Marine Le Pen défend la « voie médiane » du RN sur l’économie face aux critiques

Le 1er mai 2026, lors d’un meeting à Mâcon, Marine Le Pen, leader du Rassemblement national (RN), a réaffirmé sa position sur l’économie, cherchant à apaiser les tensions avec Jordan Bardella, le président du parti. Cette déclaration survient après une récente divergence d’opinions entre les deux dirigeants concernant la taxation des « surprofits » générés par TotalEnergies en raison de la guerre en Iran.

EN BREF

  • Marine Le Pen défend une « voie médiane » sur l’économie, entre marché et État.
  • Jordan Bardella critique la taxation des surprofits, créant une dissonance au sein du parti.
  • Le RN vise à renforcer son image à un an de la présidentielle, malgré les tensions internes.

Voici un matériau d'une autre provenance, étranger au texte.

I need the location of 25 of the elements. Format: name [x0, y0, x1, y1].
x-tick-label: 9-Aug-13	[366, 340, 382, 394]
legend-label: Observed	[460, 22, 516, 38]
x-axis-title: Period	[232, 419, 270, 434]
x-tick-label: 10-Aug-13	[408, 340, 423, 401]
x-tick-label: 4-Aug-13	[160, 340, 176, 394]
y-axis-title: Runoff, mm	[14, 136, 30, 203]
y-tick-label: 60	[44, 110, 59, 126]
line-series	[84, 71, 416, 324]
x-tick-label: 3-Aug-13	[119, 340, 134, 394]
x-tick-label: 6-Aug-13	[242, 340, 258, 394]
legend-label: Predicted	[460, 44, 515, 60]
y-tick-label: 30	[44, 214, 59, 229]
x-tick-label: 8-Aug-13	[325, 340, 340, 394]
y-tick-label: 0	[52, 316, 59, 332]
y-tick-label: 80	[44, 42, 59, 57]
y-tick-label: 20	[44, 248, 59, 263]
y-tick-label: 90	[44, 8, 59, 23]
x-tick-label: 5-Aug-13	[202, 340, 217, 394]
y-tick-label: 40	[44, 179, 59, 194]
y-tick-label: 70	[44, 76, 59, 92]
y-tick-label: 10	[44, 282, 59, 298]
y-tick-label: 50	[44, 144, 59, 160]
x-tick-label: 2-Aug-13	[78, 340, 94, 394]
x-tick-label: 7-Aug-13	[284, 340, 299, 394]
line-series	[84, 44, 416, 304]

Durant son discours, Marine Le Pen a insisté sur le fait que la ligne économique du RN ne doit pas être interprétée comme une opposition radicale, mais plutôt comme un équilibre entre intervention de l’État et libre marché. Elle a précisé : « Notre voie économique est une voie médiane qui n’est ni le tout marché, ni le tout État. » En utilisant des références historiques à des figures telles que Colbert et De Gaulle, elle a cherché à établir un lien avec un héritage politique traditionnel.

Le meeting, rassemblant près de 5 000 partisans, a permis à Le Pen de rappeler l’importance de l’unité au sein du RN, surtout dans un contexte où les élections présidentielles de 2027 approchent. Toutefois, les tensions avec Bardella, qui a exprimé des réserves sur la création de nouveaux impôts, ont mis en lumière des divergences sur la stratégie économique à adopter.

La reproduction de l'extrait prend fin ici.